Kapitel 4: Post mortem

Klaus S. stirbt am 13.12.2020 im Justizvollzugskrankenhaus Fröndenberg. Um 11:50 Uhr. Von Amtswegen wird ein Ermittlungsverfahren eingeleitet. Und nach drei Wochen wieder eingestellt. Es liege kein begründeter Verdacht auf eine Straftat vor, teilt die zuständige Staatsanwaltschaft Dortmund mit.

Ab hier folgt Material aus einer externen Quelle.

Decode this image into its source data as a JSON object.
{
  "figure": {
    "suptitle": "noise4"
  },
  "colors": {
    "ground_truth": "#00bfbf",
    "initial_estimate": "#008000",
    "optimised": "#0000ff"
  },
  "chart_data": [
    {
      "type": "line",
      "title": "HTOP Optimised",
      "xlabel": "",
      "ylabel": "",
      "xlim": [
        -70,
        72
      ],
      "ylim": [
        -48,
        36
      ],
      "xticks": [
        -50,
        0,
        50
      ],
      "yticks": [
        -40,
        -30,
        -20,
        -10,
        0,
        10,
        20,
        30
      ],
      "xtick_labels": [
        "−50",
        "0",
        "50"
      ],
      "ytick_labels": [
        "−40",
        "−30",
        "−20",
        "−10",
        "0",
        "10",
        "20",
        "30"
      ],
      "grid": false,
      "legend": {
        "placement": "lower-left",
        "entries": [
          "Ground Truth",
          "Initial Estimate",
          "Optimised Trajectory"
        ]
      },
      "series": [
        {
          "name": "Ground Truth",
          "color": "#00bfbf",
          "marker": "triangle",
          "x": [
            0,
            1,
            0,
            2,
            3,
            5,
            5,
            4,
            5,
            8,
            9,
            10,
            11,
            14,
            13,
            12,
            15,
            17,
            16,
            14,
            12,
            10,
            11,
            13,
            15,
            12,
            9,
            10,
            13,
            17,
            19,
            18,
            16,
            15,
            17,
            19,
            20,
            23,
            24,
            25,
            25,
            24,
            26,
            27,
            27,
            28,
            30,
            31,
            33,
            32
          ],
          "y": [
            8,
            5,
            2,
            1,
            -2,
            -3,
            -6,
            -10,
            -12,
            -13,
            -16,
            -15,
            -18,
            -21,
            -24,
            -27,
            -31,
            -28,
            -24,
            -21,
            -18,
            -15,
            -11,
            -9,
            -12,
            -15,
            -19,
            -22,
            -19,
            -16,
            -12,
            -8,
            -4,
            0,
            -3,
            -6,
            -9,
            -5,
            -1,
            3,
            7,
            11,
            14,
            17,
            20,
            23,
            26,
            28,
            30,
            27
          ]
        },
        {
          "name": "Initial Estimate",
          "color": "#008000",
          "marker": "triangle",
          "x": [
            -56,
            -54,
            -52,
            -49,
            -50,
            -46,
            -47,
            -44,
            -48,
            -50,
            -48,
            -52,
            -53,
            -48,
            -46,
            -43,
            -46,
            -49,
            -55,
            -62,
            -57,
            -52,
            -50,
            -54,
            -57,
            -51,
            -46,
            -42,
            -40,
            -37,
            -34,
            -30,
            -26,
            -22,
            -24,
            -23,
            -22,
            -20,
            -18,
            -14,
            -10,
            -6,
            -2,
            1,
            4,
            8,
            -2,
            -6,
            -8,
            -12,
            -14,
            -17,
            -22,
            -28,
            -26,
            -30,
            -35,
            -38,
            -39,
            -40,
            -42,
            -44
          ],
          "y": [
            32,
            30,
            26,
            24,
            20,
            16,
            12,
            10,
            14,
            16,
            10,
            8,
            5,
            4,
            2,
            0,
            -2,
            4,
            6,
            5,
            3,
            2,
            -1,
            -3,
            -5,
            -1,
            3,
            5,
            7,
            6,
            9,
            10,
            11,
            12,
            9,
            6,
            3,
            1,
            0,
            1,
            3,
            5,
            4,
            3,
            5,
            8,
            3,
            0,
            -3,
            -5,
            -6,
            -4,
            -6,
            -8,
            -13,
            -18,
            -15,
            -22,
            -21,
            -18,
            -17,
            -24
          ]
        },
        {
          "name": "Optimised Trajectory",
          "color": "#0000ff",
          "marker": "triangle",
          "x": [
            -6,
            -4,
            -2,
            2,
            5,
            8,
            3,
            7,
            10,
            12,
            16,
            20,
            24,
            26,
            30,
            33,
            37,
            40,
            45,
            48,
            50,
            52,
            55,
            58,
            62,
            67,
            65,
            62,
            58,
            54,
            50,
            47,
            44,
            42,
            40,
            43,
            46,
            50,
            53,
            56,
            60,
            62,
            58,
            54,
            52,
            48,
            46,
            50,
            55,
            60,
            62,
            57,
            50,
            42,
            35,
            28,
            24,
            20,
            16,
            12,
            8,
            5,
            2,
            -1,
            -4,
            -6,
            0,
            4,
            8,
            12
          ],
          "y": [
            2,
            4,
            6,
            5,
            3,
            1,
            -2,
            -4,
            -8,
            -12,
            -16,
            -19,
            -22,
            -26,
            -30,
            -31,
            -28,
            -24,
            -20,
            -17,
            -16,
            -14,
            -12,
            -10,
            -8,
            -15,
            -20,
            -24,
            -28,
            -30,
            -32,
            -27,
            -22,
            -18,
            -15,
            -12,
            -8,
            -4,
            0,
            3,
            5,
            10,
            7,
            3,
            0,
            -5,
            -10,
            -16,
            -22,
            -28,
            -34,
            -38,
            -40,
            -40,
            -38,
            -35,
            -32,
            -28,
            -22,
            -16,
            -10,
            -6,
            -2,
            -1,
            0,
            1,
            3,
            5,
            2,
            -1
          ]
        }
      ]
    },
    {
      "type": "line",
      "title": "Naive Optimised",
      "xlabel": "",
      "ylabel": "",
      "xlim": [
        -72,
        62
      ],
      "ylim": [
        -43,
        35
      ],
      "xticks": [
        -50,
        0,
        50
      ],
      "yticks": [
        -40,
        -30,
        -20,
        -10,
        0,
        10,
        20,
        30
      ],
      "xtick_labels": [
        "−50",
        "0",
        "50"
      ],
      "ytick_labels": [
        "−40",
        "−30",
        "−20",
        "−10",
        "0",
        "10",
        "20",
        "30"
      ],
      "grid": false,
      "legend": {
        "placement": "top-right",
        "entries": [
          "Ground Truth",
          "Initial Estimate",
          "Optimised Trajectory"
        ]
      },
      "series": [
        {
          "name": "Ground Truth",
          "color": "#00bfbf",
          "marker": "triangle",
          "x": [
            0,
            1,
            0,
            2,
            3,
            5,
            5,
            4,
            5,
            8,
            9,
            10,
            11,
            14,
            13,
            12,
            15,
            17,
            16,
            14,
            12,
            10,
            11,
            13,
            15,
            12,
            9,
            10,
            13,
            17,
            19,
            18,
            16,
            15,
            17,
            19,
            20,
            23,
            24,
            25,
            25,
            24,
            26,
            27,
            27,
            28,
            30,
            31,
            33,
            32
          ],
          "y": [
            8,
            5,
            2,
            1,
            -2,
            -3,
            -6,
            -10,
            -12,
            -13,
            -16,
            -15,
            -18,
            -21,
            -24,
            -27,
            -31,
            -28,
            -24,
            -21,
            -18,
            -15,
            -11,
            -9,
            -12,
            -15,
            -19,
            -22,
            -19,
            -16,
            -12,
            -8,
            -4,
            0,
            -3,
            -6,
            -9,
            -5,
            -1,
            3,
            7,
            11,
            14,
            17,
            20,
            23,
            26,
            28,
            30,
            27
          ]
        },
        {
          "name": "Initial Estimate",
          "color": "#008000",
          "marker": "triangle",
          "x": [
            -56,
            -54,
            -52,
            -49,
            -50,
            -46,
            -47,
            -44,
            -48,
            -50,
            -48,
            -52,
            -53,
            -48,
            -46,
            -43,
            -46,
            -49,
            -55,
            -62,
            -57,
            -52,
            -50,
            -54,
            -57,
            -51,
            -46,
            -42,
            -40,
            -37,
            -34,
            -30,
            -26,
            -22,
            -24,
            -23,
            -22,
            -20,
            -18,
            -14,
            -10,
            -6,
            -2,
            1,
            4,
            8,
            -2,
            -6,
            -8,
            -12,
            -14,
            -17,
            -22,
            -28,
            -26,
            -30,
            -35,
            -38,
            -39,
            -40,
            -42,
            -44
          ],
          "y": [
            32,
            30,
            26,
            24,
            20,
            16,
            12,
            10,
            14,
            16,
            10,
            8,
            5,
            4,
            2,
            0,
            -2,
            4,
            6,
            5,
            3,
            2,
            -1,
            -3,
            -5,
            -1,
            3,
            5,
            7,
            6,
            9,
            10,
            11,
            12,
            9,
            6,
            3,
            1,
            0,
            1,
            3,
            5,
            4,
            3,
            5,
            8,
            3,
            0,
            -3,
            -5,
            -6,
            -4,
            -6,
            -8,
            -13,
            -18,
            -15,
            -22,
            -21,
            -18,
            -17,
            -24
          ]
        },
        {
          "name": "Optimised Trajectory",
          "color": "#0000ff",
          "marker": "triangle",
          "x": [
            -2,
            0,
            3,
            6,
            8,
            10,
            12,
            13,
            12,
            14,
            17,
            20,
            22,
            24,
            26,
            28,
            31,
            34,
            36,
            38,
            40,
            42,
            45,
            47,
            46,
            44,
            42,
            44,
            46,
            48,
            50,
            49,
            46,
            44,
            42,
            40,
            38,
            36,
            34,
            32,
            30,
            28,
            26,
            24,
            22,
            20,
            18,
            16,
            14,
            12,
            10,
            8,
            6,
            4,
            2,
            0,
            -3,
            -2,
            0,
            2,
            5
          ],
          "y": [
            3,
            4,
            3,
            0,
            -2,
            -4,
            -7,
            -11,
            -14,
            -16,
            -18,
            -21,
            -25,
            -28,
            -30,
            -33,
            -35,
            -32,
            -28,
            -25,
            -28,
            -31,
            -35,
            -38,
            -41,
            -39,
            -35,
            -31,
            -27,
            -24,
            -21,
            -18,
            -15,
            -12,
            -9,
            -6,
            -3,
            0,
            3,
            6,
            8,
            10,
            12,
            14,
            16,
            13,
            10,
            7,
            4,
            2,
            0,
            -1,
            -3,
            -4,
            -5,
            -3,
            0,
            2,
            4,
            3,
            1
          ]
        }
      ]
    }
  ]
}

Der erste Strafverteidiger von Klaus S., Carsten Rubarth, erhebt heute schwere Vorwürfe gegen die Justiz. „Aus meiner Sicht hat der Strafvollzug hier vollkommen versagt", sagt er. „Die JVA ist verantwortlich für den Tod dieses Mannes.“ Sein ehemaliger Mandant hätte „in eine Psychiatrie gehört“.

Das Justizministerium wehrt sich gegen diese Darstellung, hält weiter daran fest, dass Klaus S. bis zu seinem Tod einen freien Willen gehabt habe. In einer Mail schreibt ein Sprecher: „Auch wenn es sich nach menschlichem Ermessen daher um einen tragischen Fall handelt, erlaubt das Selbstbestimmungsrecht der betroffenen Person dabei auch Entschließungen, die aus medizinischen Gründen unvertretbar oder menschlich unvernünftig erscheinen."

Die Leiche von Klaus S. wird verbrannt. Am 12. Januar versammelt sich eine kleine Trauergesellschaft in der katholischen Gemeindekirche, 20 Rosenblätter sind bestellt. Es gab keine öffentlichen Bekanntmachungen zur Beerdigung, kein Hinweis im Schaukasten vor der Kirche, keinen im Gemeindeblatt. Die Urne wird ins Grab der Eltern gelassen, die Mutter hatte er bis zu ihrem Tod gepflegt. Obendrauf ein Holzkreuz mit seinem Namen. Wenige Wochen später ist es wieder verschwunden. Die einzige Angehörige der Familie S. ließ es entfernen. Sie will nicht, dass die Leute reden.

Nichts mehr soll an Klaus S. erinnern.